1. I looked into a simple emotion detection from sentences. https://colab.research.google.com/drive/1Xq9u33gEpeENiPCM-hyI-DeQEq6SblWx

https://github.com/Codewello/Emotion-Detection/blob/main/RoBERTa/Emotions_RoBerta.ipynb

https://youtu.be/qd7IBDvgxwQ?si=NZ2Jxz4sA0T9uMhG

The example below shows the score of different emotions associated with the input sentence.

 classifier("This is very awful to watch!")
[[{'label': 'anger', 'score': 0.010571349412202835},
{'label': 'disgust', 'score': 0.9500361084938049},
{'label': 'fear', 'score': 0.029230549931526184},
{'label': 'joy', 'score': 0.0005251410766504705},
{'label': 'neutral', 'score': 0.002273811958730221},
{'label': 'sadness', 'score': 0.005518048536032438},
{'label': 'surprise', 'score': 0.0018449844792485237}]]

This method is not reliable for multiple reasons:

  1. The system relies on a fixed set of emotions (e.g., joy, anger, fear, sadness, surprise, disgust). Complex emotions (e.g., guilt, awe, nostalgia) or mixed emotions are often missed or misclassified.
  2. Situational context is missing: why someone is saying something or what happened before.
  3. The emotion detection models rely on emotional keywords rather than understanding sentence structure or meaning. For example, words like “kill” might always be flagged negatively, even in neutral contexts like “He killed it on stage.”
  4. People express emotions differently based on personality, culture, or linguistic habits.

2. I came across a study that examines the capacity of LLMs (Mistral, OpenAi, and Anthropic) to generate personality-consistent content. The research aims to simulate personality traits according to the Big Five model using LLMs. First, they provided descriptions from Simply Psychology to define each trait and prompted the LLM to answer the BFI-44 questionnaire uncover its personality traits. Then, they prompted the LLM to answer questions that align with a specified trait on a scale of 1-5. All the findings where mapped.

This study made me experiment with different LLMs available online.

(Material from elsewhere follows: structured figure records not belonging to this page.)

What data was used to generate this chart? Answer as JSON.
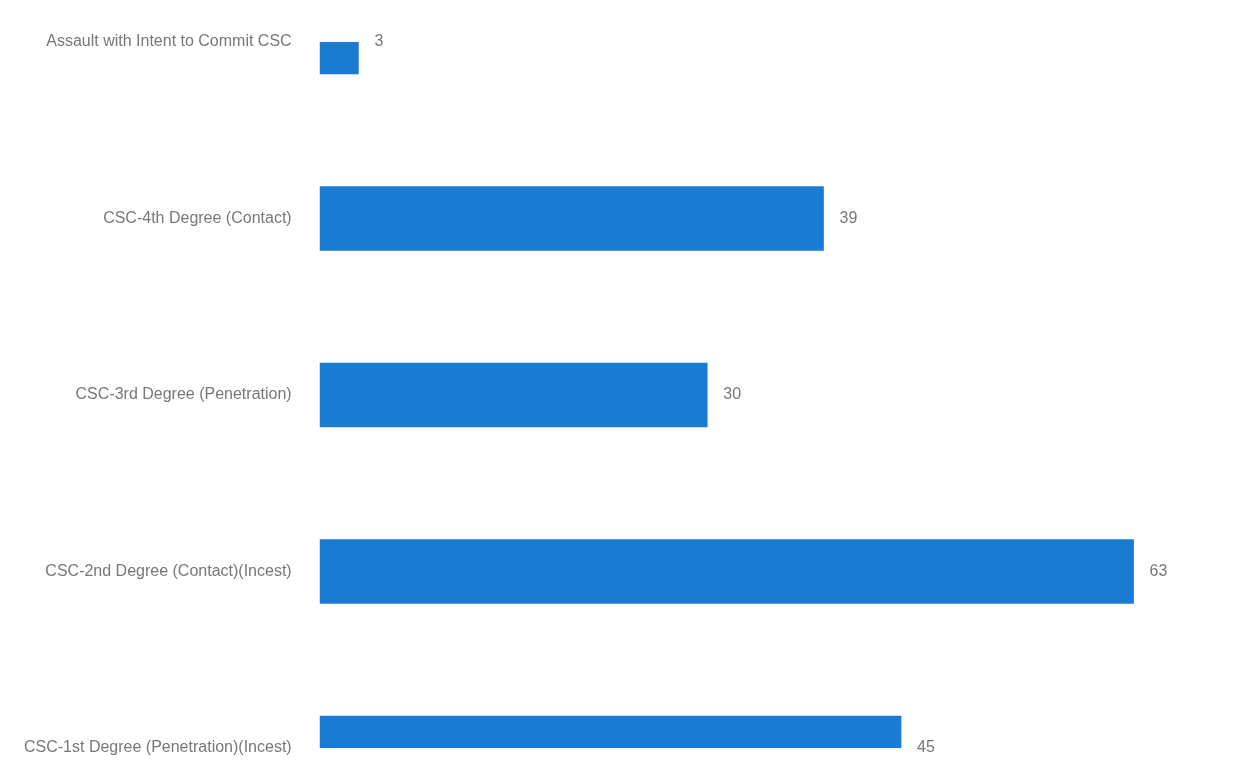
{
  "chart_data": {
    "type": "bar",
    "orientation": "horizontal",
    "categories": [
      "Assault with Intent to Commit CSC",
      "CSC-4th Degree (Contact)",
      "CSC-3rd Degree (Penetration)",
      "CSC-2nd Degree (Contact)(Incest)",
      "CSC-1st Degree (Penetration)(Incest)"
    ],
    "values": [
      3,
      39,
      30,
      63,
      45
    ],
    "color": "#1a7bd3",
    "data_labels": true
  }
}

I prompted ChatGPT, Llama, DeepSeek, and Mistral to respond during the conversation as a very extroverted person.

ChatGPT
Llama
DeepSeek
Mistral

Out of the 4 available LLMs, Llama was the only model that showed the most enthusiasm in the conversation. It used capital-letter words, “!!!” and gave “virtual hugs”. ChatGPT and Mistral only used emojis, while DeepSeek offered to “grab a coffee or hit the town”.

After multiple experiments with different prompts, Llama proved to be able to express personality and emotions the most through text.